What I'm Reading & Watching
A running list of books, shows, and movies I’m reading, revisiting, or planning to write about. Think of it as an open bookshelf — if you want to read along, grab a copy now and join the conversation.
If you want to follow along—or if you’re curious about the list I plan to tackle—here’s the opening stack. These are the titles and shows that cracked something open for me, and in one way or another, ripple through Line & Verse.
I would also love to hear your recommendations - comment below👇
Maurice by E.M. Forster
Written in 1913 but published only after Forster’s death in 1971, Maurice is the classic queer novel that dared to imagine a happy ending. Set in Edwardian England, it follows Maurice Hall from schoolboy crushes through university friendships and into an adulthood where desire and convention collide. Forster gave queer readers something almost unheard of at the time: not tragedy, not punishment, but love that survives.
For anyone who grew up scanning the margins for scraps of recognition, Maurice feels like a quiet miracle — proof that our stories have always existed, even when the world wasn’t ready to see them.
The Velvet Rage — Alan Downs
The book that finally made sense of the decades I spent trying to perform straight. Downs puts words around the shame that seeps into you long before you know its name. It’s not an easy read, but it’s an honest one.
Me Talk Pretty One Day — David Sedaris
I’ve been reading Sedaris for years, but lately I find myself recognizing my own family in his. The way humor, cruelty, and tenderness get tangled together feels familiar in a way that’s both painful and comforting.
On Being Different: What It Means to Be a Homosexual — Merle Miller
Published in 1971, it was radical just for existing. Miller’s essay-turned-book is plainspoken and devastating—one of the first public declarations that we are here, and that our lives matter.
A Boy’s Own Story — Edmund White
A novel, yes, but for so many it read like confession. White captures the beauty and the brutality of growing up queer in a world that never intended to make space for you. It’s lyrical and merciless all at once.
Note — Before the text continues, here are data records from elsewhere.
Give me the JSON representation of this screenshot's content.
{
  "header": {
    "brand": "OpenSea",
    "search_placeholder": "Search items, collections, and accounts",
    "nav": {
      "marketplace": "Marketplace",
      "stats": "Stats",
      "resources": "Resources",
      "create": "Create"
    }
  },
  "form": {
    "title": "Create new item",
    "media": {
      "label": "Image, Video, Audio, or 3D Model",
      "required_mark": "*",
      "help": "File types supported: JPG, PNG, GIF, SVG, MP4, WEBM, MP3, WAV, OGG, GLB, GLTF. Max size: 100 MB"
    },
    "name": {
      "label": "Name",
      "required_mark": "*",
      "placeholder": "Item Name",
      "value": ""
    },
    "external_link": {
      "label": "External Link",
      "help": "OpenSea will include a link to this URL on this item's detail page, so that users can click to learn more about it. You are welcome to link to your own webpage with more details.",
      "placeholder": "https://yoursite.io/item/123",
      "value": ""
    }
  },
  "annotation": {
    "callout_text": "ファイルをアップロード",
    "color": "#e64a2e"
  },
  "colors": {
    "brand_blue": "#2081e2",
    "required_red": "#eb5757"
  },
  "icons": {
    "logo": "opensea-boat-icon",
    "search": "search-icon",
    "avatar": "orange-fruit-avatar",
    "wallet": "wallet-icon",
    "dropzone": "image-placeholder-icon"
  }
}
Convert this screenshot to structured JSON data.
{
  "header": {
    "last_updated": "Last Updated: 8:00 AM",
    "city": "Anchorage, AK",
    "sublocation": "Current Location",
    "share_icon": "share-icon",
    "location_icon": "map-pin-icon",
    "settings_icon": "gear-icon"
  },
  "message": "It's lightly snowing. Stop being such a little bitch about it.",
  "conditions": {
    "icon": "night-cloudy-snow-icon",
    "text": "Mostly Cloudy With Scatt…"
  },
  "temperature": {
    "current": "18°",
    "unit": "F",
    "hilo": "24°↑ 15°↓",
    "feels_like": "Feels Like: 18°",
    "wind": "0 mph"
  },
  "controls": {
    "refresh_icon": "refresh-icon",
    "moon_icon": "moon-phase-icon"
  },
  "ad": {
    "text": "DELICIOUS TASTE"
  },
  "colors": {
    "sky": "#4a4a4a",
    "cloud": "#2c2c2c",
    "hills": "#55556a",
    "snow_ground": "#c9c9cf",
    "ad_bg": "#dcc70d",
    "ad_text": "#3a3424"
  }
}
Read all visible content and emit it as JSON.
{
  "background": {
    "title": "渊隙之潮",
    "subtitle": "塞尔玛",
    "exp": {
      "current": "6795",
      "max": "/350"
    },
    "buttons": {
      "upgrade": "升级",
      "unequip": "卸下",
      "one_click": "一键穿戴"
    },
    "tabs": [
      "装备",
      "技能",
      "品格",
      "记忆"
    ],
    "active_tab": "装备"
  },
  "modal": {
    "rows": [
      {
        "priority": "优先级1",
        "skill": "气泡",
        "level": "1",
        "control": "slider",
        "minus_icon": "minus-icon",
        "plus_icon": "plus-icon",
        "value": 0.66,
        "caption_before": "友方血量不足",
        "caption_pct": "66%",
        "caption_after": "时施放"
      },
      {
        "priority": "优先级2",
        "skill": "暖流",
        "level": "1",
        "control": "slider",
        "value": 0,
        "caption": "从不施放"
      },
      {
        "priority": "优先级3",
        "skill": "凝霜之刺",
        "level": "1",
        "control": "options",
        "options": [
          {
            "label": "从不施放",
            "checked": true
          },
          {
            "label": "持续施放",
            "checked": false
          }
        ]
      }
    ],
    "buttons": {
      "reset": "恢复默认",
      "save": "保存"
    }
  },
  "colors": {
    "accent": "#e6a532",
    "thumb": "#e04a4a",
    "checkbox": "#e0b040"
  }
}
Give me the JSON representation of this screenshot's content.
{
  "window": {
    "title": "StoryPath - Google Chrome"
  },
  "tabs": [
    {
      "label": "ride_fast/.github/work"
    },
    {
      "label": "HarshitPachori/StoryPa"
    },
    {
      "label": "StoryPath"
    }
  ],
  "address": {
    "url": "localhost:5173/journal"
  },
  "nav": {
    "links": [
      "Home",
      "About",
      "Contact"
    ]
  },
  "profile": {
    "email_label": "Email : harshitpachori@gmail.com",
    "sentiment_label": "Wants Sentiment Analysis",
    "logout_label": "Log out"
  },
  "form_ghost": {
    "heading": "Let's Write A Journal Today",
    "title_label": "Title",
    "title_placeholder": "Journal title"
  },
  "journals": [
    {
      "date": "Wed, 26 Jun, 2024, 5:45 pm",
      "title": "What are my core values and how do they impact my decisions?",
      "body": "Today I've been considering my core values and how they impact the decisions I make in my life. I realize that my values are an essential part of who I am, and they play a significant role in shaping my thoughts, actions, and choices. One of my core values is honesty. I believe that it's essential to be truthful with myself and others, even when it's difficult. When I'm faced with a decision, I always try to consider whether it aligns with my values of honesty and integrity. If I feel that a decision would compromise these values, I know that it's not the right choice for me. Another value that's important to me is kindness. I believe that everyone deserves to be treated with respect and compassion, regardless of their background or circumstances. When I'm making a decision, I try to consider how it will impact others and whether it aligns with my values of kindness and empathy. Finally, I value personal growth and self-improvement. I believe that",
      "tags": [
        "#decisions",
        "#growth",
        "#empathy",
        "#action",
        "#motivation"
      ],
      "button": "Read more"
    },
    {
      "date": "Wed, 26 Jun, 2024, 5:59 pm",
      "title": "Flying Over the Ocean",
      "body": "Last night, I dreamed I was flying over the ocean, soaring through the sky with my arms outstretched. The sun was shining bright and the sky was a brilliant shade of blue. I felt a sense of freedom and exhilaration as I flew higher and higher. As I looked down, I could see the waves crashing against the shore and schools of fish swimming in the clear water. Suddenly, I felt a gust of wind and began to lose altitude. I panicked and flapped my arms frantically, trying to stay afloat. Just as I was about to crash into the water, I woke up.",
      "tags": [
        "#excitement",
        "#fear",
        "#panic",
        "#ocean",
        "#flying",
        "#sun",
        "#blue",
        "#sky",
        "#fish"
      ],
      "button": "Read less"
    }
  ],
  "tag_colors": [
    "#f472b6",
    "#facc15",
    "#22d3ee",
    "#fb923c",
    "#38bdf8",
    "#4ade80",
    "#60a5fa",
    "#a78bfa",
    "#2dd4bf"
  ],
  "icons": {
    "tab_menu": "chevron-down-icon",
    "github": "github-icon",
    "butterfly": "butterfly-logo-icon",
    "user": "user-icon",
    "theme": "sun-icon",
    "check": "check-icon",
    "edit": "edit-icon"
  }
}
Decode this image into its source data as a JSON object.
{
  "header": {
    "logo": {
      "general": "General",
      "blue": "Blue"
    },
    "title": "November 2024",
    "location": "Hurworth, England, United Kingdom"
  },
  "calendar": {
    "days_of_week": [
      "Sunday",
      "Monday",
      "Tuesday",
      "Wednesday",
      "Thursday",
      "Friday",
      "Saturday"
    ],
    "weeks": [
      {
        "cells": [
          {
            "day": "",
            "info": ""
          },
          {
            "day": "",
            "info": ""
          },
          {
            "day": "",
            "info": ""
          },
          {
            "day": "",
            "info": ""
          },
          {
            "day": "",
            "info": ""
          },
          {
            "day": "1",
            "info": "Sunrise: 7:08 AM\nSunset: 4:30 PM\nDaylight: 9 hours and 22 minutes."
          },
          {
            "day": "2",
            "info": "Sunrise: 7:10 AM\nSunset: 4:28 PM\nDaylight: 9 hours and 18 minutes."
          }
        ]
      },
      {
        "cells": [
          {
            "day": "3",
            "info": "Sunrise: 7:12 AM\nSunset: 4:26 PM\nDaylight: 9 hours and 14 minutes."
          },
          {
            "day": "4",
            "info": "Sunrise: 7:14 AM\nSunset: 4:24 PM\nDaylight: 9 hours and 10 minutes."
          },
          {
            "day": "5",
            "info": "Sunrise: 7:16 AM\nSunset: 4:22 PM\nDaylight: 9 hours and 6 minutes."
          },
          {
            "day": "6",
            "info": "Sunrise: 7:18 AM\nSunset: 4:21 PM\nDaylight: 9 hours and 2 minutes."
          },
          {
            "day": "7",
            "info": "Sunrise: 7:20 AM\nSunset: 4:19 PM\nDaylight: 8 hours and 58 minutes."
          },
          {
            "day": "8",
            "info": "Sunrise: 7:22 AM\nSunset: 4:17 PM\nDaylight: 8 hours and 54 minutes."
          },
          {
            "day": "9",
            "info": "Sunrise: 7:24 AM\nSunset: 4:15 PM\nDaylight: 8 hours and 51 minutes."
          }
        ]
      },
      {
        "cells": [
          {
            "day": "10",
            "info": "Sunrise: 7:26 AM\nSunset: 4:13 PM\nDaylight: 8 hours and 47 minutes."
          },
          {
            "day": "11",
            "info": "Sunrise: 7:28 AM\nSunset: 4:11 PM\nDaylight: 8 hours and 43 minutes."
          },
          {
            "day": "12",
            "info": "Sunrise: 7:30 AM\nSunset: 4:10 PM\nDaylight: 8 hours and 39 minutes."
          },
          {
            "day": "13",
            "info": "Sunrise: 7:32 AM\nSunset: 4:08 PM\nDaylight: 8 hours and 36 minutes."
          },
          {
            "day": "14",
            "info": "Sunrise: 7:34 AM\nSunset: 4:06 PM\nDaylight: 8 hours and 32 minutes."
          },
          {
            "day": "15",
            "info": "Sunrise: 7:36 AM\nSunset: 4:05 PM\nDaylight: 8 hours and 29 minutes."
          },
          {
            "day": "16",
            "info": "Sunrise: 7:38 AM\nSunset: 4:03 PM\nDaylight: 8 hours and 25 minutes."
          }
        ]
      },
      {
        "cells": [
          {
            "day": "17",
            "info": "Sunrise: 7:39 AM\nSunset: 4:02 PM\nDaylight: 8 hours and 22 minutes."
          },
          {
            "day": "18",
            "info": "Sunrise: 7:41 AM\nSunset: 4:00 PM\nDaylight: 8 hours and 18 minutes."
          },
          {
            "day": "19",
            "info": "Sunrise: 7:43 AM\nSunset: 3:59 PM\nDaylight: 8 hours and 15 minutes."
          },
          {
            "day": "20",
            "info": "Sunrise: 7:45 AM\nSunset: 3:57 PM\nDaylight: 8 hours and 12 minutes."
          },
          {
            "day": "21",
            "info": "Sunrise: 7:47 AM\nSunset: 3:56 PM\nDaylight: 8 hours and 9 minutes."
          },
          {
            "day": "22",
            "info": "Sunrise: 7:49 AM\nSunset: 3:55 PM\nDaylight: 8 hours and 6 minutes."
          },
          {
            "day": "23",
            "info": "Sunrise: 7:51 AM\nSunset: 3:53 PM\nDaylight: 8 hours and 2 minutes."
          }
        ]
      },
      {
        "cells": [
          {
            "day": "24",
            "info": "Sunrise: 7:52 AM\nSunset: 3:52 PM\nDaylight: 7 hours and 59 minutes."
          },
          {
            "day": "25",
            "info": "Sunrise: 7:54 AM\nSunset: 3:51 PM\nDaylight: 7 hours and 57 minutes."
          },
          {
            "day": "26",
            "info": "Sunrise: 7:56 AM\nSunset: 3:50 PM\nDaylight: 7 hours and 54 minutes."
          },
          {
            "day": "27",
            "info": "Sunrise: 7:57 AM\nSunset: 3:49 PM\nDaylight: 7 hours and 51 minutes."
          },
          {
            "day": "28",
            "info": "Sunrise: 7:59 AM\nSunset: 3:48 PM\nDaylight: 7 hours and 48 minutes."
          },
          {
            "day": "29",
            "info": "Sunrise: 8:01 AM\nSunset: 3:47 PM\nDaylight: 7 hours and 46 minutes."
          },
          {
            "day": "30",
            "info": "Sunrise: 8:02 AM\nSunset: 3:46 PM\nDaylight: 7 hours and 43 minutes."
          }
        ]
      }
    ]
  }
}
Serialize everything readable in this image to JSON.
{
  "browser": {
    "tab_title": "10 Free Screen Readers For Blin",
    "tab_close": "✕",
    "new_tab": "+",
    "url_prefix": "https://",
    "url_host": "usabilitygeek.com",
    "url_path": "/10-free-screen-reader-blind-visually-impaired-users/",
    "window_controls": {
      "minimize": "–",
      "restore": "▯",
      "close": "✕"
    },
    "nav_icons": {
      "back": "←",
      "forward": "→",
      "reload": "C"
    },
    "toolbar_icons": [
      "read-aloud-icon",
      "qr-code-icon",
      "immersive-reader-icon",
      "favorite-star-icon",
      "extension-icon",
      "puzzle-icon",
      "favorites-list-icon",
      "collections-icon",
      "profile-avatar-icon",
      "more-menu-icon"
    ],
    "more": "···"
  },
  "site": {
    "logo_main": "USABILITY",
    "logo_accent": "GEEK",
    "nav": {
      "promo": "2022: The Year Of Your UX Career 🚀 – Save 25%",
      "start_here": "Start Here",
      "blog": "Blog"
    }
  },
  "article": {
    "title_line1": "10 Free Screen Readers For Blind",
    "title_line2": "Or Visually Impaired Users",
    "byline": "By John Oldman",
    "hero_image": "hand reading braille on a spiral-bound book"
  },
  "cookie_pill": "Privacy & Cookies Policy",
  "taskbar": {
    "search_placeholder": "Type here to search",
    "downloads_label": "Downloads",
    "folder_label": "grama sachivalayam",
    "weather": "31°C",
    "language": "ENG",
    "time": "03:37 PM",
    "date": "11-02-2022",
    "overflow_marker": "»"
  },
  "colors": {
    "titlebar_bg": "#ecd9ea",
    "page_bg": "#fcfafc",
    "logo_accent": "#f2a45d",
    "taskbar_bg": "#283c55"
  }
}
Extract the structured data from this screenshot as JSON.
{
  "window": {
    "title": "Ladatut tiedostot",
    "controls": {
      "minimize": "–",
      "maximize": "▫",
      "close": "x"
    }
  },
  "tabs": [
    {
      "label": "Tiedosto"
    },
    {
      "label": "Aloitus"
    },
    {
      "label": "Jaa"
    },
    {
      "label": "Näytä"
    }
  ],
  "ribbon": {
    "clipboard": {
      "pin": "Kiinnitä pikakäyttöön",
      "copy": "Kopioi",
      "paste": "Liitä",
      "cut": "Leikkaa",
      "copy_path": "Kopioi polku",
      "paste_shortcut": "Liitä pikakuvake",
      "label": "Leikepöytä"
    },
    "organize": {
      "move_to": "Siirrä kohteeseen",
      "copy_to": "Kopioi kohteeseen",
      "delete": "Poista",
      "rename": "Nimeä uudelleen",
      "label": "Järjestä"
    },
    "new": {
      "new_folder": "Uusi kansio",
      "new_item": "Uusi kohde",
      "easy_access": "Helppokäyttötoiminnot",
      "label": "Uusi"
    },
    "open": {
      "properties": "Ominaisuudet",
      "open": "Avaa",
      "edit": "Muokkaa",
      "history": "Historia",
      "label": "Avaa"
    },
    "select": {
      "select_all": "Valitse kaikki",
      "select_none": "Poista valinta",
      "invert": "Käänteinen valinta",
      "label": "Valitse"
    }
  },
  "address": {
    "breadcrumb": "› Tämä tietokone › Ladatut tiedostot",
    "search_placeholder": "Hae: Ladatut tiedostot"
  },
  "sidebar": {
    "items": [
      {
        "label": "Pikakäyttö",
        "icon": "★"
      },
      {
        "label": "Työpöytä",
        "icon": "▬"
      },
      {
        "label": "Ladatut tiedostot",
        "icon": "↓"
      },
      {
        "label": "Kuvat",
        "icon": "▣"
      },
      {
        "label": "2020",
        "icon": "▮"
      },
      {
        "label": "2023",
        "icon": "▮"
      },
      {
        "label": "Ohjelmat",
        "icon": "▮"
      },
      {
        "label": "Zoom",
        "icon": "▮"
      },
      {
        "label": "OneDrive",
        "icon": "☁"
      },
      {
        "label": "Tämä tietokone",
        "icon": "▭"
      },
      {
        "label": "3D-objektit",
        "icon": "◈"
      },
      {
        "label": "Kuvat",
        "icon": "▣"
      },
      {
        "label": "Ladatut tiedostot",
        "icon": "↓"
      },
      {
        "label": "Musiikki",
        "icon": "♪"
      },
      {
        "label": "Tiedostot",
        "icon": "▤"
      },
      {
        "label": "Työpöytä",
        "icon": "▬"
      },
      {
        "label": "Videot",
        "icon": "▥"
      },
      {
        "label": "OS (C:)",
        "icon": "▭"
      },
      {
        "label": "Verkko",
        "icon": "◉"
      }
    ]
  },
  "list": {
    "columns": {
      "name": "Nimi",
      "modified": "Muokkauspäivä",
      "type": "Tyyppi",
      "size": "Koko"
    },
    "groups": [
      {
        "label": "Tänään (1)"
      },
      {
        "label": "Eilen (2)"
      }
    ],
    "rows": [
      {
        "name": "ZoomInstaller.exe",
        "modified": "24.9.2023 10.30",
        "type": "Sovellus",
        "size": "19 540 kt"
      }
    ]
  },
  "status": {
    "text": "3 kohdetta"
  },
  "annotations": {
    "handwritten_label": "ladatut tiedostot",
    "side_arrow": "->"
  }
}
Bad Faith: Race and the Rise of the Religious Right — Randall Balmer
A history that cuts through the mythology. Balmer argues that the Religious Right wasn’t born out of “family values” but out of resistance to desegregation. Reading it, you see how control, faith, and fear built the cultural world so many of us grew up inside.
Shiny Happy People (Amazon Prime Documentary)
I’ve already written about this one—it deserved its own essay. A chilling look at the Duggar family and the IBLP movement behind them. It’s about faith, control, and the cost of silence—themes that echo far beyond one family. Watch it on Amazon Prime
Back to the Frontier (HBO Max / Magnolia Network)
Three families attempt homesteading like it’s the 1880s—including two gay dads and their twins. Watching them navigate silence, self-sufficiency, and family in that context cracked something open in me. Their presence on screen is a quiet kind of disruptor—you can’t argue with visibility.
This is just the beginning. Over time, I’ll add more—books that shaped me, shows that unsettled me, stories I wish I’d found sooner. Some may even echo inside the chapters of Line & Verse.
What am I missing? What’s on your list?